Engels: Handelt die Politik Ihrer Einschätzung nach noch rechtzeitig genug, wenn diese ganzen Punkte, die Sie angesprochen haben, umgesetzt werden? Handelt sie dann rechtzeitig genug, um noch Zehntausende Tote in Afrika zu verhindern?
Stöbe: Das hoffen wir im Moment. Das wissen wir nicht, weil ja bisher von dem noch so wenig angekommen ist. Aber auch klar ist: Für die vielen Tausenden Toten und die vielen Tausenden Infizierten, für die kommt diese Hoffnung beziehungsweise auch diese mangelnde Umsetzung zu spät. Es ist doch schon sehr viel Zeit verstrichen und sehr viel Leid und Tod in diesen drei Ländern, was wir dort sehen, und wir hoffen natürlich, was Sie sagen, dass das eintritt. Aber im Moment ist es noch immer reine Spekulation, und das ist natürlich für eine medizinische Katastrophe keine gute Aussicht, wenn es sich um Spekulationen handelt. Es gibt ja hoffnungsvolle Zeichen, dass auch kleine Länder wie Kuba sich so engagieren, und jetzt geht es einfach wirklich darum, dass das, was ja immer auch gesprochen wurde und versprochen, dass das ankommt.

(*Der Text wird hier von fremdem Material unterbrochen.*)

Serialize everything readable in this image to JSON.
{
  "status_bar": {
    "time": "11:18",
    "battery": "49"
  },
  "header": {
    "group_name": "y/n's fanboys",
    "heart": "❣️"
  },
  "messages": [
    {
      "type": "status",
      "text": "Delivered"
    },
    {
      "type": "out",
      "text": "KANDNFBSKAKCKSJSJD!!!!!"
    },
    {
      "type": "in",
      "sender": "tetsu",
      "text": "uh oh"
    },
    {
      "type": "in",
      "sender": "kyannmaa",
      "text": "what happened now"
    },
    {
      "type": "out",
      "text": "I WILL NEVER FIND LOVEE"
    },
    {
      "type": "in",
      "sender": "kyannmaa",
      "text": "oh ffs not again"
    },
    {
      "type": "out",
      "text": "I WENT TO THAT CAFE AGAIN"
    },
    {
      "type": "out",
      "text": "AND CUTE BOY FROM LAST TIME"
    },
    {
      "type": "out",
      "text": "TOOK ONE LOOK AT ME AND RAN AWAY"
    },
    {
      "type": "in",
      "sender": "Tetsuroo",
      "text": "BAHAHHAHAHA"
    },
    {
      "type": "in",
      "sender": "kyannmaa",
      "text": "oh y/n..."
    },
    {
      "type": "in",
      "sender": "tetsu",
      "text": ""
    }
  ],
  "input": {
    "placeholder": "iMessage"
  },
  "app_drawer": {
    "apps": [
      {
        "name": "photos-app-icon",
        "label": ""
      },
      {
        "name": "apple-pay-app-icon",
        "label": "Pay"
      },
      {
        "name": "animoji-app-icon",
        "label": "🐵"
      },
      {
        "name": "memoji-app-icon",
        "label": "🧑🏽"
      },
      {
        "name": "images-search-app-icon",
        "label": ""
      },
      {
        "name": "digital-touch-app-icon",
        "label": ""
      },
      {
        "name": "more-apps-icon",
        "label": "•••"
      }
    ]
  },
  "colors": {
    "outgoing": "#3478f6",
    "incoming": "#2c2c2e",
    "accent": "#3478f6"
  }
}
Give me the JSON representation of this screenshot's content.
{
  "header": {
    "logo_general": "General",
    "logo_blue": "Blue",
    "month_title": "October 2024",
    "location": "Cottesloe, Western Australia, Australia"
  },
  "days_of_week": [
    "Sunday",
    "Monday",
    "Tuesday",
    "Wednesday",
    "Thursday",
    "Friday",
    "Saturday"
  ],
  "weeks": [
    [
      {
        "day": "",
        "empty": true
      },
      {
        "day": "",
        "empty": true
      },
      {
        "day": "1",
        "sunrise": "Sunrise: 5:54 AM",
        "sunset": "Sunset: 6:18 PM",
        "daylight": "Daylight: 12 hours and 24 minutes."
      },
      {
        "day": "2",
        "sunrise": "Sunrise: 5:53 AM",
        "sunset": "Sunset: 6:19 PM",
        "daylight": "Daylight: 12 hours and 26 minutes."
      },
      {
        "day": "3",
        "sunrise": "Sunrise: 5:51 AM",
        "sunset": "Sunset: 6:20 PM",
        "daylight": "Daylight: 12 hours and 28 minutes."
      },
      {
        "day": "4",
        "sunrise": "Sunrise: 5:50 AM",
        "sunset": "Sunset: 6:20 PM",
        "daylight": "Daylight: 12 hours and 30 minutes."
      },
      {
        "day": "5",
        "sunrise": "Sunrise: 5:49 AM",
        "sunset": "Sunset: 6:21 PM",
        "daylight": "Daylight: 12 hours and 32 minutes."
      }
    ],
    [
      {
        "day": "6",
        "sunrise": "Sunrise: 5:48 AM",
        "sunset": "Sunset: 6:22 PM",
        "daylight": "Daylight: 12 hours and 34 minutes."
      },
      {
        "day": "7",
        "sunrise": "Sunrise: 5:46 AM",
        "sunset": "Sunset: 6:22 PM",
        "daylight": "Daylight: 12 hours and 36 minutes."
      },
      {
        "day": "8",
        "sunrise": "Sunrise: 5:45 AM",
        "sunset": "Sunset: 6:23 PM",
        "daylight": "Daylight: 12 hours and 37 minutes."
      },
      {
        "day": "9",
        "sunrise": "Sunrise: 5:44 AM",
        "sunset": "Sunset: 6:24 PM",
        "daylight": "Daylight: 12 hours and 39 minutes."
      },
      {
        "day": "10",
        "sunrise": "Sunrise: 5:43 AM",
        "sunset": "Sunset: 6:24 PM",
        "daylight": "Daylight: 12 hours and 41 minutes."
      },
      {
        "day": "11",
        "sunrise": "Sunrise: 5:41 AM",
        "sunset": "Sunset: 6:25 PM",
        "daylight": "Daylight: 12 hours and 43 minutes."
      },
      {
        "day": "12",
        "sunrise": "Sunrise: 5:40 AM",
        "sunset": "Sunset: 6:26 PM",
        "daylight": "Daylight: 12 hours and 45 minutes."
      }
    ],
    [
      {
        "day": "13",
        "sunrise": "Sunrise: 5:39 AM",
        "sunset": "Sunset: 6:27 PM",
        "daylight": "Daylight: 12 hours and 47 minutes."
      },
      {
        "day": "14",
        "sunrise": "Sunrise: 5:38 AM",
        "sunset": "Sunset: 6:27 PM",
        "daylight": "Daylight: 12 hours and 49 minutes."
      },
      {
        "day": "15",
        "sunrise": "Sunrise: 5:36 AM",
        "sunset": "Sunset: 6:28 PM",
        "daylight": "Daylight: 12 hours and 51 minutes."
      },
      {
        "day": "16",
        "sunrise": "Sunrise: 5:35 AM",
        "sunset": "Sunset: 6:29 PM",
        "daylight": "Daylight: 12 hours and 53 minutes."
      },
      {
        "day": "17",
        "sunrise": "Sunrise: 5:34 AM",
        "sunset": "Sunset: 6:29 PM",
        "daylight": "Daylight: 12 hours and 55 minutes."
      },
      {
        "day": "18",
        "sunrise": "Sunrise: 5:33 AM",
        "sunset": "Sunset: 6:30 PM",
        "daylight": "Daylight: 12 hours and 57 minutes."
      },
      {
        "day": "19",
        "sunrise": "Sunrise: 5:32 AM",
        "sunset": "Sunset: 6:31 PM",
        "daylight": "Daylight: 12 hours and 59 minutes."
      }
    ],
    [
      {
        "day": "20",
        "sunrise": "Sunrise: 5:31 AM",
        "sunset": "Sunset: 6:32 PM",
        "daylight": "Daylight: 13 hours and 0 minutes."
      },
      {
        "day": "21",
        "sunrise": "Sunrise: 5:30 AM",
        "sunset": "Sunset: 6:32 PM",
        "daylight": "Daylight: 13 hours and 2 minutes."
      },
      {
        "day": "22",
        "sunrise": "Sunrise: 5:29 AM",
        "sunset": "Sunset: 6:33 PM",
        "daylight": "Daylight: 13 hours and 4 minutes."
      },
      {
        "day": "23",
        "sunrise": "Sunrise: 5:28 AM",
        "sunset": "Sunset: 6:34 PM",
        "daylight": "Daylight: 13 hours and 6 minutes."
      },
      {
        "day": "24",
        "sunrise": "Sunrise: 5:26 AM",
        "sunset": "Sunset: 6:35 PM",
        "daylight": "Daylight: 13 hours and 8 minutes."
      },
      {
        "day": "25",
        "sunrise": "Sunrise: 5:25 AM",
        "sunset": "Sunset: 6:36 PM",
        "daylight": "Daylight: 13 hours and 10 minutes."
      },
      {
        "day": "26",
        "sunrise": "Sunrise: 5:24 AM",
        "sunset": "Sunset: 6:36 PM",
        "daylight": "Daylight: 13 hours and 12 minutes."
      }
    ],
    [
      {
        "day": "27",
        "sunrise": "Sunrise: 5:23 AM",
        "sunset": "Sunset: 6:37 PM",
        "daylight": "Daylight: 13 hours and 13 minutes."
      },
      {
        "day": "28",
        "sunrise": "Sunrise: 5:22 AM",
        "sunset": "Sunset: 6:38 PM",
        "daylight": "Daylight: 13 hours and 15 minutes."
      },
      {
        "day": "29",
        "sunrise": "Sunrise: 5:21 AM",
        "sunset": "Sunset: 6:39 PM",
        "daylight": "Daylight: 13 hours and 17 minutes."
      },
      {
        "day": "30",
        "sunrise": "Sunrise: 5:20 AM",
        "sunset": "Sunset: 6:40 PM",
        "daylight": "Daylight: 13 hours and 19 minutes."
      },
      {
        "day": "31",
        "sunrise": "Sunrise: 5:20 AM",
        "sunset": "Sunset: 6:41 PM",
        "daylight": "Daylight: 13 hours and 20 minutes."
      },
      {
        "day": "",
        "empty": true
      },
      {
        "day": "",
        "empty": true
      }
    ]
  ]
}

"Ausbreitung in Deutschland eher ungewiss"
Engels: Noch kurz die Blickrichtung Europa. Auf dem Weltgesundheitsgipfel der Berliner Charité haben gestern Experten und auch Ihre Organisation eine Erklärung verabschiedet. Da heißt es: "Die Ebola-Epidemie habe das Potenzial, zu einer der ernsthaftesten Bedrohungen für die öffentliche Gesundheit des 21. Jahrhunderts zu werden." Fürchten Sie nun auch in den Industriestaaten eine größere Ausbreitung?
Stöbe: Wir glauben nach wie vor, dass die Sicherheitssysteme, die Gesundheitssysteme in den industrialisierten Ländern einigermaßen gut funktionieren. Es wird immer auch weiterhin Fälle hier wohl geben. Davon müssen wir ausgehen. Aber die weitere Ausbreitung zum Beispiel in Deutschland halten wir für eher ungewiss.
Aber auch das stimmt natürlich: Je länger sich die Ebola-Epidemie sich in den drei westafrikanischen Ländern weiter ausdehnt, desto schwieriger ist es natürlich, da auch verlässliche Prognosen zu stellen. Aber da noch mal der Fokus: Es muss in den drei Ländern die Hilfe sein. Dort muss die Epidemie bekämpft werden. Dann nehmen auch die Risiken ab, dass Ebola über Afrika hinaus zu einer Gefahr wird.
Engels: Tankred Stöbe, Präsident der deutschen Sektion von Ärzte ohne Grenzen. Vielen Dank für das Gespräch.
Stöbe: Ich danke Ihnen, Frau Engels.
Äußerungen unserer Gesprächspartner geben deren eigene Auffassungen wieder. Der Deutschlandfunk macht sich Äußerungen seiner Gesprächspartner in Interviews und Diskussionen nicht zu eigen.